Governance & Risk Management , Incident & Breach Response , Managed Detection & Response (MDR)
A Shift in the Wind - Securing Patient Portals
@VASCODataNews
I thoroughly enjoyed my time at HIMSS16 in Las Vegas. It was great to be back, see old friends and make new ones.
The landscape, as it relates to security has certainly changed since my first HIMSS Conference in 2008. I recall walking the exhibit hall discussing multi-factor authentication and identity management only to receive blank stares or interesting comments from prospective partners and customers. I heard, "we use usernames and passwords and they work just fine, and for added security we use 'strong' passwords." Knowing what I know, I would just walk away and shake my head, realizing the market wasn't quite ready for solutions to a problem that few folks had even identified as a problem.

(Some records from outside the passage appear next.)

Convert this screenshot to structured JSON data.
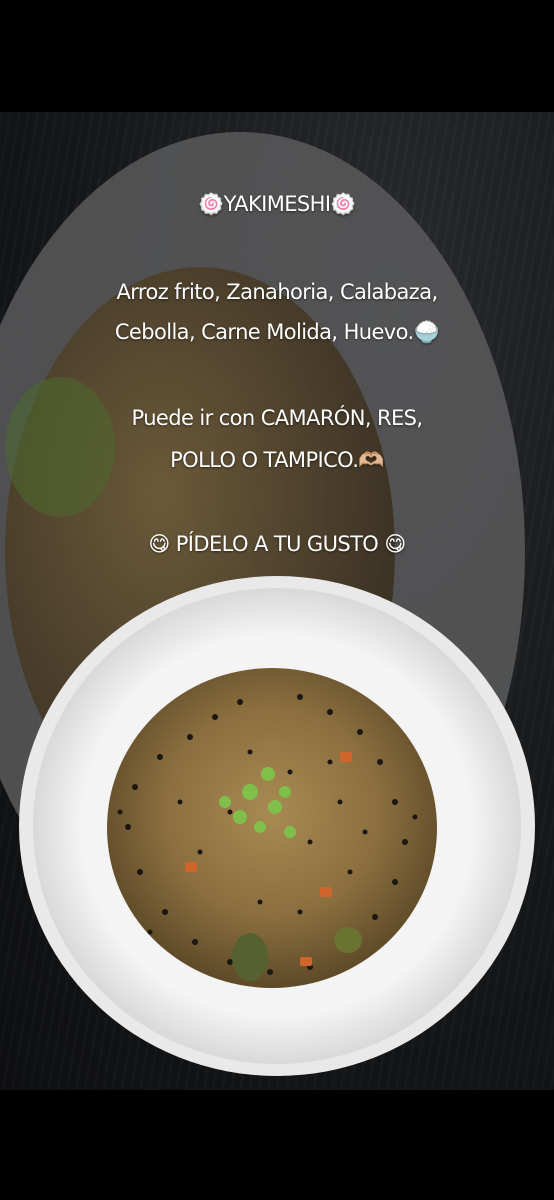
{
  "story": {
    "title": "🍥YAKIMESHI🍥",
    "ingredients_line1": "Arroz frito, Zanahoria, Calabaza,",
    "ingredients_line2": "Cebolla, Carne Molida, Huevo.🍚",
    "options_line1": "Puede ir con CAMARÓN, RES,",
    "options_line2": "POLLO O TAMPICO.🫶🏼",
    "cta": "😋 PÍDELO A TU GUSTO 😋"
  }
}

HIPPA, HITECH, EPCS, hackers, the HHS Office of Civil Rights' "Wall of Shame", ransomware, medical identity theft, and others have all contributed to converting blank stares into laser focused attention on security, authentication and identity proofing. For the first time at HIMSS that I recall, EHR vendors, healthcare institutions and patient portal providers, visited our booth with genuine concerns and needs to secure access to their patient portals. Knowing who is accessing PHI, be that the patient or a proxy, is critical and using multi-factor authentication is a genuine need. Our customers are terrified of HIPAA audits and breaches and know full well that their existing approach is severely lacking. The blank stares are gone.

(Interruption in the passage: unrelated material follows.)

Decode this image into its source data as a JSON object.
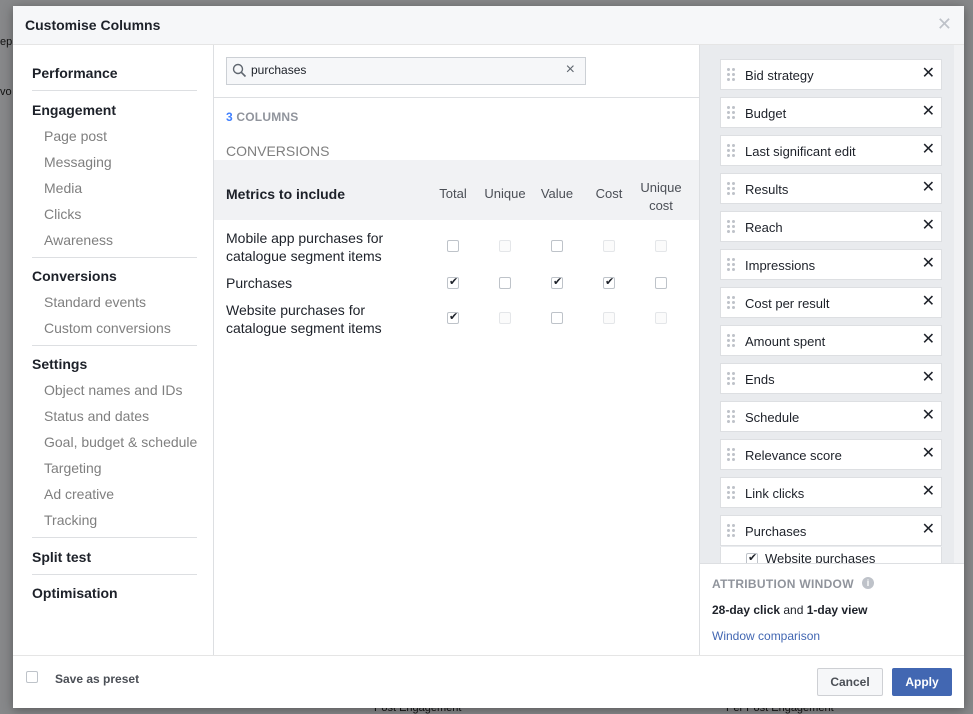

Sure we have a long way to go for The Office of the National Coordinator for Health Information Technology (ONC) to achieve its 2017 goal to reduce vulnerabilities in identity theft be having 65% of health care organizations permit patient access to patient portals with more than a username and static password. And by 2020, ONC expects that at least 50% of health care organizations will have implemented identity proofing and authentication best practices. What are "emerging technologies" anyway? One-time password (OTP) generating tokens have been around for years. VASCO has deployed over 200 million tokens worldwide. The technology is secure, easy to use, and deployed throughout the world. It may not be emerging, but for a password laden industry like healthcare, an OTP token is certainly "new and emerging".

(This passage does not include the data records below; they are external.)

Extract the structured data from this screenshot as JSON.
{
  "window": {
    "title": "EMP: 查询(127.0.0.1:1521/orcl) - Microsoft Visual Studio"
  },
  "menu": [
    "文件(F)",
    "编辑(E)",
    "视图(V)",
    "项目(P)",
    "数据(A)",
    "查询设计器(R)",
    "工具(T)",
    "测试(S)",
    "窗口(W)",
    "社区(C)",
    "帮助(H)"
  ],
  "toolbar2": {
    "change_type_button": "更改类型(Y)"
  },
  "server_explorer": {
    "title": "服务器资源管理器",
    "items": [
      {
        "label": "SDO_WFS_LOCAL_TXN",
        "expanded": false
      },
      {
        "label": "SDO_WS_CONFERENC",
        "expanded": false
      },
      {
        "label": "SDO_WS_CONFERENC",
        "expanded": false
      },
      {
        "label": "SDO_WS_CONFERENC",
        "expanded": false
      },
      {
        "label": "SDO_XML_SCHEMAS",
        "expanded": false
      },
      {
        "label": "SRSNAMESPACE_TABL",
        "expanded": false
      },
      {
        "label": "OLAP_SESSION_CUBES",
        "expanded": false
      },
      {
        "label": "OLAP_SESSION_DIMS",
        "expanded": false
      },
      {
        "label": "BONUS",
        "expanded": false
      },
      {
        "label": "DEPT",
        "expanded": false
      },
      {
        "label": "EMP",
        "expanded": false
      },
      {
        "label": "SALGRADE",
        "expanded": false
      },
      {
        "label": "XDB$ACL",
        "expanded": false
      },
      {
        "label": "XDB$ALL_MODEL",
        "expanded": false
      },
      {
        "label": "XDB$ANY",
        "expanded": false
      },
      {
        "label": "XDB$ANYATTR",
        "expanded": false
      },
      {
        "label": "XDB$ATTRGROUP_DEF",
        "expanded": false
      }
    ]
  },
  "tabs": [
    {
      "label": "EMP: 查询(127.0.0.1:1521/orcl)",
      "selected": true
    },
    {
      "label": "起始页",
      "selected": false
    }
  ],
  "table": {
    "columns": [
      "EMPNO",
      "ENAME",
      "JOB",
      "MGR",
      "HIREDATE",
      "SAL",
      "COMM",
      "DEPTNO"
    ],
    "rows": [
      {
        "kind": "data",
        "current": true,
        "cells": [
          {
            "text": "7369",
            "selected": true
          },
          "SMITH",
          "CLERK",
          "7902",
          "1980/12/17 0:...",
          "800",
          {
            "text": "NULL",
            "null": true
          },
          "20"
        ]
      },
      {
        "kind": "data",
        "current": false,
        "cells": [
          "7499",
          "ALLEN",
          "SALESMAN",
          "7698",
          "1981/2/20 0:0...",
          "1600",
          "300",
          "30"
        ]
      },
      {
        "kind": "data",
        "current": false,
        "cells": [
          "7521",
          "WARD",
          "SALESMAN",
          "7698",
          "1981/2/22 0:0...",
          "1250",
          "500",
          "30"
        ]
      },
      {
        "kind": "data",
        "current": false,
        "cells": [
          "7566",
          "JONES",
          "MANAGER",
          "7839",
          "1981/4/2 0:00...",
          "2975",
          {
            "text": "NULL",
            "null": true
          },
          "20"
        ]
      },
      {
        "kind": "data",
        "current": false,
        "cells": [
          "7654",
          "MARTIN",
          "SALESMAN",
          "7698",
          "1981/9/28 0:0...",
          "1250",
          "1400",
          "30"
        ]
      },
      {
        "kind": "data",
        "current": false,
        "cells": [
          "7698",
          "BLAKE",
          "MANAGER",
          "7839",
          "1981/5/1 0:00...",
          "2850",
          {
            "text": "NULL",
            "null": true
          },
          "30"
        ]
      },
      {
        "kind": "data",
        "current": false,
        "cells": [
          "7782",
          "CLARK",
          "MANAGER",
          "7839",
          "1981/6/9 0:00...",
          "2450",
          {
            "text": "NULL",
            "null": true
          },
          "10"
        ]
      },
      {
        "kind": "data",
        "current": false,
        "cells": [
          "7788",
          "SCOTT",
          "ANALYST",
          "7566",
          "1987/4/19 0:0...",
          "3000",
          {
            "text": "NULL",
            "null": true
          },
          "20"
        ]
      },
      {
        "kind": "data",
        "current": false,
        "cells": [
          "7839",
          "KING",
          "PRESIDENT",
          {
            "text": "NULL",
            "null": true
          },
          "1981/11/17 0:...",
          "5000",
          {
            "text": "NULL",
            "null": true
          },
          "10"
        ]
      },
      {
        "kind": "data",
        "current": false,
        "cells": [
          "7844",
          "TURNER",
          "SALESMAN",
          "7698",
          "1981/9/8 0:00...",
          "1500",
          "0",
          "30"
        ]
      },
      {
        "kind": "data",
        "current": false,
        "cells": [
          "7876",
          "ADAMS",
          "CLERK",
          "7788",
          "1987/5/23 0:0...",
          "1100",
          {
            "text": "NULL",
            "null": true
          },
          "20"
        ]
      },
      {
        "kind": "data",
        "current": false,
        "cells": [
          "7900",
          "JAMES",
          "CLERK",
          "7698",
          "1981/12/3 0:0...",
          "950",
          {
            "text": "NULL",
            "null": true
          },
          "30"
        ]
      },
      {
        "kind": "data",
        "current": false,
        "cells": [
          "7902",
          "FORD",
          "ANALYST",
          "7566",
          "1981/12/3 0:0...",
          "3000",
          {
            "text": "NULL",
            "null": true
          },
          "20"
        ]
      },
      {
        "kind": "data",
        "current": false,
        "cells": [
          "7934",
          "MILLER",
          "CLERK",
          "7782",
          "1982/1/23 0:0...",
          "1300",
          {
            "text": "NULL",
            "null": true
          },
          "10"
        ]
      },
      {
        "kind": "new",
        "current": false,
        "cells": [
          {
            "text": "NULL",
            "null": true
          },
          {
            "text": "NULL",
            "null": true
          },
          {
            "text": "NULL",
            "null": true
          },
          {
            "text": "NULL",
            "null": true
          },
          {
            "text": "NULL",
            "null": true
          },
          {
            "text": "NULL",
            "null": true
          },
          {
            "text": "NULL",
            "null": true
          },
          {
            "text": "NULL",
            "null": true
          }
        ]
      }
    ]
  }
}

Tokens too retro? Biometrics more exciting? More James Bond-like? Fingerprints, especially as handset manufacturers shore up security, will become more and more prevalent in healthcare, especially for us patients to access our own health information stored in portals and health record banks. Speaking of handsets, voice and facial recognition will also gain traction. Smartphones are multi-factor authentication devices capable of storing apps to generate OTPs. They are equipped with a high quality camera capable of capturing facial images and video, and microphones to leverage voice recognition technology. Banking has utilized them to enhance security and improve our experience, and healthcare is the next likely target for secure and user-friendly multi-factor authentication.
Being a patient with my electronic records dispersed throughout the system, it is reassuring to know that securing my information is finally garnering the attention of the industry.